A l’occasion de l’AG de l’AFHYPAC, ce jeudi à Paris, Energy Observer Developments a annoncé une levée de fonds significative. La signature a eu lieu juste à l’issue d’une matinée de conférences, en présence de partenaires et de supports industriels qui sont ENGIE, Toyota, Accor, Thelem, Delanchy et AMFIL (famille Mulliez).  Cet apport va permettre à la filiale d’Energy Observer de lancer sur le marché des produits innovants.

Avant cette cérémonie, Victorien Erussard était venu présenter un bilan de son épopée. Le capitaine de ce catamaran à hydrogène a retracé la genèse du projet et a dressé un bilan. Le navire a déjà navigué dans 25 pays et a procédé à 48 escales, de Saint-Malo au Spitzberg (Norvège, le site le plus proche du cercle polaire). Média à lui tout seul, le bateau est un véritable ambassadeur et sert aussi à tourner des documentaires (Canal +, Planète) destinés à alerter sur l’évolution du climat.

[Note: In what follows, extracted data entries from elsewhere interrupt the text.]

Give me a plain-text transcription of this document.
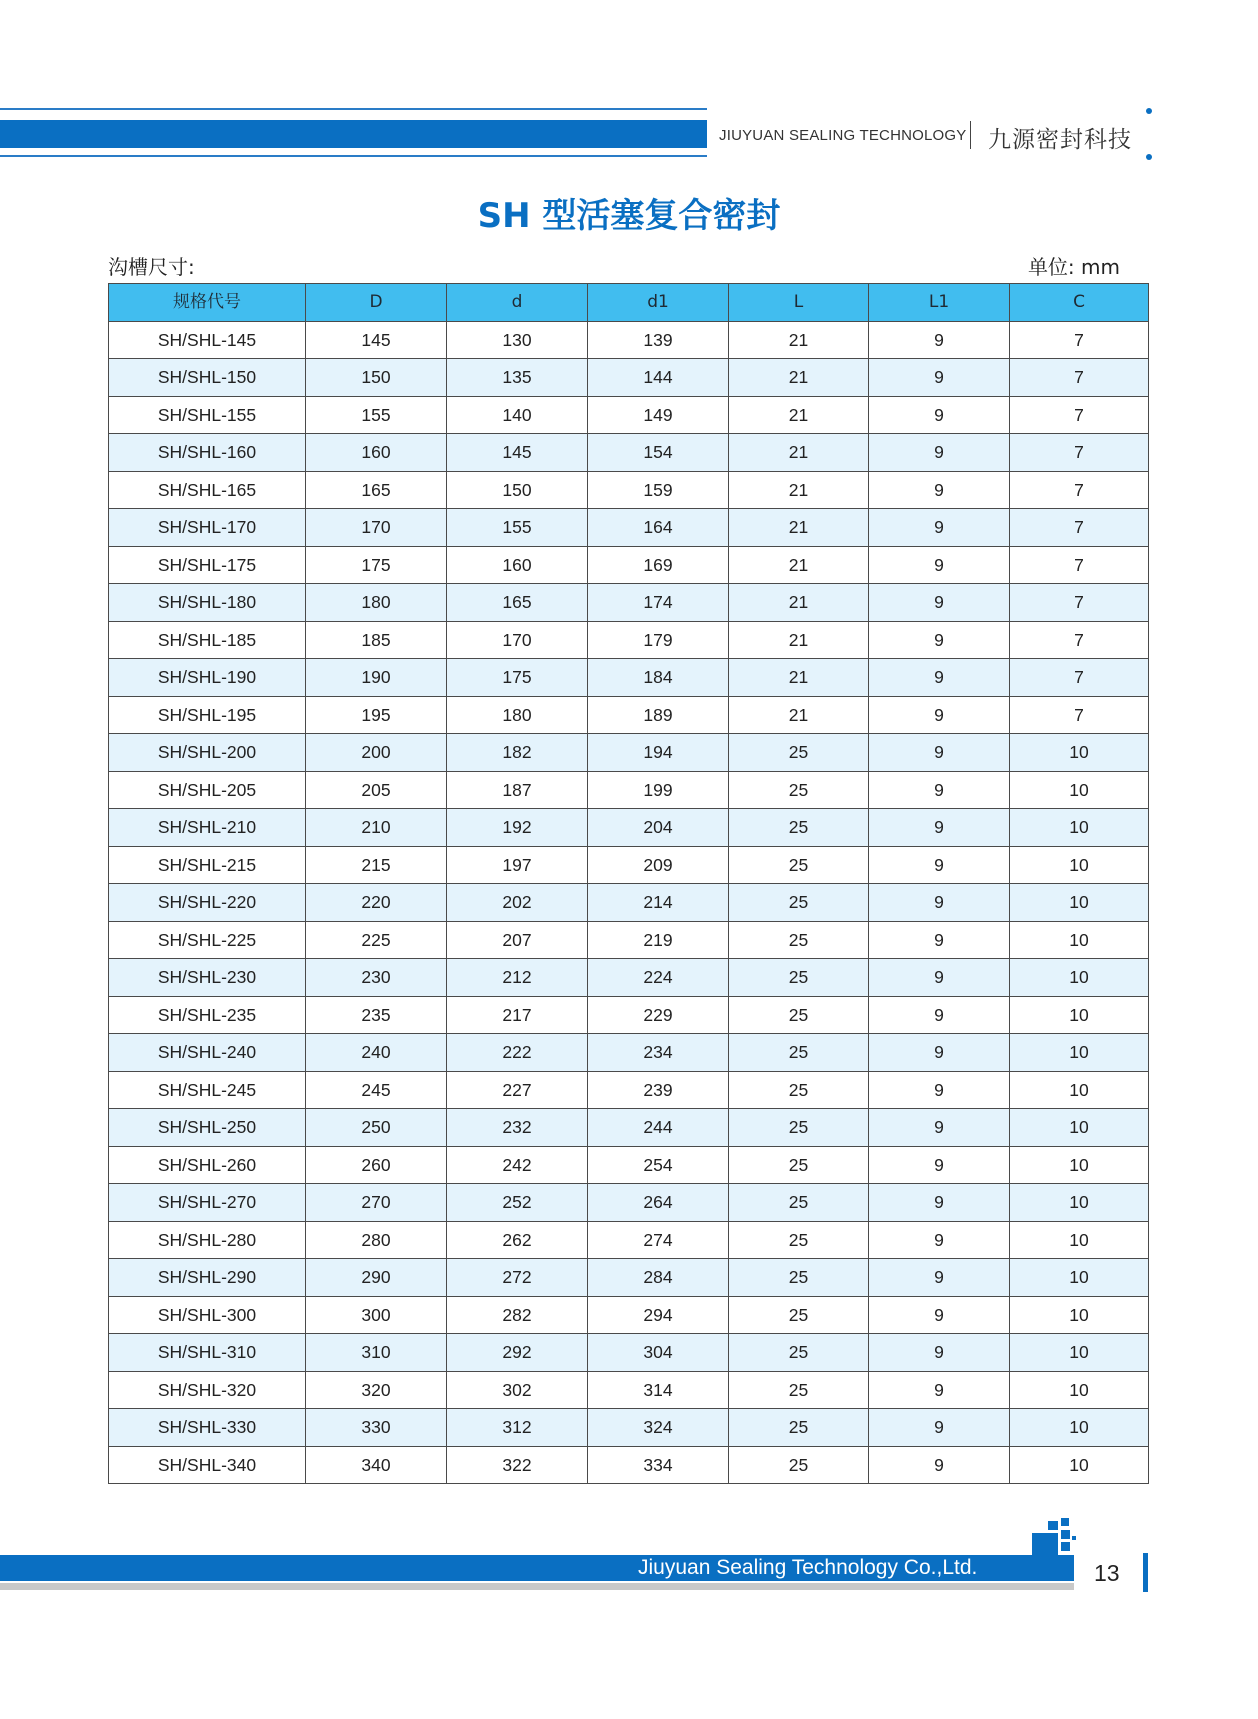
JIUYUAN SEALING TECHNOLOGY 九源密封科技
SH 型活塞复合密封
沟槽尺寸:	单位: mm
规格代号	D	d	d1	L	L1	C
SH/SHL-145	145	130	139	21	9	7
SH/SHL-150	150	135	144	21	9	7
SH/SHL-155	155	140	149	21	9	7
SH/SHL-160	160	145	154	21	9	7
SH/SHL-165	165	150	159	21	9	7
SH/SHL-170	170	155	164	21	9	7
SH/SHL-175	175	160	169	21	9	7
SH/SHL-180	180	165	174	21	9	7
SH/SHL-185	185	170	179	21	9	7
SH/SHL-190	190	175	184	21	9	7
SH/SHL-195	195	180	189	21	9	7
SH/SHL-200	200	182	194	25	9	10
SH/SHL-205	205	187	199	25	9	10
SH/SHL-210	210	192	204	25	9	10
SH/SHL-215	215	197	209	25	9	10
SH/SHL-220	220	202	214	25	9	10
SH/SHL-225	225	207	219	25	9	10
SH/SHL-230	230	212	224	25	9	10
SH/SHL-235	235	217	229	25	9	10
SH/SHL-240	240	222	234	25	9	10
SH/SHL-245	245	227	239	25	9	10
SH/SHL-250	250	232	244	25	9	10
SH/SHL-260	260	242	254	25	9	10
SH/SHL-270	270	252	264	25	9	10
SH/SHL-280	280	262	274	25	9	10
SH/SHL-290	290	272	284	25	9	10
SH/SHL-300	300	282	294	25	9	10
SH/SHL-310	310	292	304	25	9	10
SH/SHL-320	320	302	314	25	9	10
SH/SHL-330	330	312	324	25	9	10
SH/SHL-340	340	322	334	25	9	10
Jiuyuan Sealing Technology Co.,Ltd.	13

Cette aventure a suscité l’arrivée de sponsors qui ont demandé à Energy Observer de plancher sur des solutions à base d’hydrogène. C’est ainsi qu’est né EOD (Energy Observer Developments). La structure propose des produits uniques, grâce au talent de ses ingénieurs et au retour d’expérience des conditions extrêmes rencontrées en mer. EOD propose notamment un générateur électro-hydrogène très compact avec une pile à combustible, avec 8 fois plus de capacité d’énergie et à un coût abordable.

Le DG de la société, Jérémie Lagarrigue a présenté l’offre lors d’une table ronde sur la décarbonation du transport fluvial et maritime. EOD propose des services, avec une approche basée sur des écosystèmes. La société a par ailleurs procédé à l’acquisition de trois entreprises pour renforcer son expertise et pouvoir adresser le marché. Elle planche aussi sur des thèmes connexes comme les batteries recyclables. En somme, c’est une formidable boîte à idées, qui n’oublie pas son ADN (priorité au range extender pour les bateaux) et se veut une force de propositions pour apporter sur le marché des produits qui n’existent pas et démocratiser l’hydrogène. Jérémie Lagarrigue estime que, quand des partenaires se mettent autour de la table, il est possible de faire avancer l’innovation et de contourner ainsi les problèmes de financement avec les banques classiques.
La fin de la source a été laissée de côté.